Capitolo 7

Stava per scattare la mezzanotte e non riuscivo a prendere sonno. Continuavo a rigirarmi nel letto cercando una posizione comoda. L'indomani avrei avuto un'altra visita di controllo ed ero un po' preoccupata. Oggi avevo dovuto aumentare l'ossigeno perché sentivo che c'era qualcosa che non andava. In passato, avevo già avuto questa brutta sensazione e non era finita bene. Ricordai che i medici mi dovettero aumentare la dose dei farmaci per non farmi avere di nuovo qualche ricaduta.
Dopo almeno cento tentativi di riaddormentarmi, decisi di alzarmi dal letto. Iniziai lentamente a camminare per la mia stanza, ma non so perché, la mia mente decise di portare il mio corpo vicino alla finestra. Fortunatamente, sta volta, non c'era William. Forse, in fondo, speravo di vederlo.
Iniziai ad osservare attentamente le pareti della sua camera, ogni piccolo dettaglio. Erano di un blu scuro come la notte e aveva alcuni poster dei Pink Floyd attaccati alle mura che mi ricordavano le canzoni che ascoltavo con i miei genitori quando partivamo per le vacanze estive. Per colpa del cancro, non avevamo più fatto tanti viaggi troppo lontani da casa.
Ad un certo punto, intravidi Will entrare nella sua camera. Mi spostai leggermente per non farmi notare, ma continuai ad osservarlo. Aveva i capelli bagnati e spettinati. Indossava una semplice tuta grigia e una maglietta nera. Era dannatamente bello. Non avevo mai visto un ragazzo più bello di lui in diciannove anni della mia vita.
Una parte di me sperava che si togliesse la maglietta da un momento all'altro per rivedere i suoi muscoli scolpiti, ma lo vidi prendere un foglio e un pennarello rosso. Si era seduto sul letto e stava scrivendo qualcosa. Non era una frase lunga, erano poche parole. Rimasi praticamente senza respiro quando lo vidi avvicinarsi alla sua finestra. Aveva girato il foglio e potevo riuscire a leggere la scritta.

Sei bella

Cazzo. Mi aveva vista. Di nuovo. Portai una mano sul petto per cercare di calmare i battiti del mio cuore. Riguardai il foglio e rilessi le parole che aveva scritto. I suoi occhi incontrarono i miei e non potei fare a meno di sorridergli.

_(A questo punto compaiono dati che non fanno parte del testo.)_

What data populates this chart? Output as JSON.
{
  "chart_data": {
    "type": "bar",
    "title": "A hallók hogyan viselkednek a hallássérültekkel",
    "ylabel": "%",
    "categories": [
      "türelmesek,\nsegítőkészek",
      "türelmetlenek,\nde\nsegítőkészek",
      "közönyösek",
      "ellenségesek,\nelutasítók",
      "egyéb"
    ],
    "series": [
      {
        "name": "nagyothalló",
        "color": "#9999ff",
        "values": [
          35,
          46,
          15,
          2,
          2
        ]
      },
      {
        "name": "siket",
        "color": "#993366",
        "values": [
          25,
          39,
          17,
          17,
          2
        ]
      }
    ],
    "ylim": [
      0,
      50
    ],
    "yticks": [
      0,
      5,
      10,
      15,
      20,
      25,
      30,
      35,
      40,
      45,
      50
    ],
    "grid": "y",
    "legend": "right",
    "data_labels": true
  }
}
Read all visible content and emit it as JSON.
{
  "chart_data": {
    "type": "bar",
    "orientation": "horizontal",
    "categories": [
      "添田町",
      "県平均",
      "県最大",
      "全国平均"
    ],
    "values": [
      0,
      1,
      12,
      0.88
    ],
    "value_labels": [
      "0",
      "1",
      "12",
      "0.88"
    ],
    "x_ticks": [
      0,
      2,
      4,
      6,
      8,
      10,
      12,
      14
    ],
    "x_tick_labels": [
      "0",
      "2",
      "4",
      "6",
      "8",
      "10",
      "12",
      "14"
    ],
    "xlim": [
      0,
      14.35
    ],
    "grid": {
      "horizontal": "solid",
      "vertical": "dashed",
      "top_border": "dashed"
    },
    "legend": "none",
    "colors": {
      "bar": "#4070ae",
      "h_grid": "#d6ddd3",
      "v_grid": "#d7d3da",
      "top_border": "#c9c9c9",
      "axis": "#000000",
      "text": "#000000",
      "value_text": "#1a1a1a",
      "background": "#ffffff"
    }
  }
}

Il suo bellissimo sorriso era come se potesse illuminare l'ambiente intorno a noi.
Presa dall'ansia, cercai il primo foglio che trovai nella scrivania e decisi di rispondergli, sempre con un pennarello rosso.
Mi avvicinai alla finestra e lui era ancora lì. In attesa di una mia risposta. Girai il foglio e appena lo lesse rimase perplesso. Gli avevo scritto "Non è vero". Il mio cuore stava impazzendo. Fortunatamente l'ossigeno arrivava ancora al cervello e ai miei polmoni malati, quindi avevo la capacità di calmarmi.
Dopo poco, arrivò nuovamente una sua risposta. Sul foglio c'era scritto il suo numero di telefono. Presi di scatto il mio cellulare e lo salvai nei contatti. Mi stava ancora sorridendo. E ovviamente, io sorridevo a lui. Quando lo vidi spegnere le luci, mi lanciai direttamente sul letto. Iniziai a pensare su cosa scrivergli ma d'altra parte, andava contro tutta la mia filosofia di vita. Non volevo avere amicizie, figuriamoci un ragazzo.
Rimasi a fissare il telefono per due ore. Volevo scrivergli qualcosa ma non sapevo cosa, e soprattutto, non volevo che si potesse affezionare a me. Non volevo creargli dolore. Non volevo far soffrire nessuno. Sarei potuta morire da un momento all'altro e le persone accanto a me avrebbero sofferto. Meno mi affezionavo alla gente, meno avrebbero provato dolore il giorno della mia morte.
Mi addormentai con il telefono in mano ancora acceso e con la testa piena di pensieri confusi.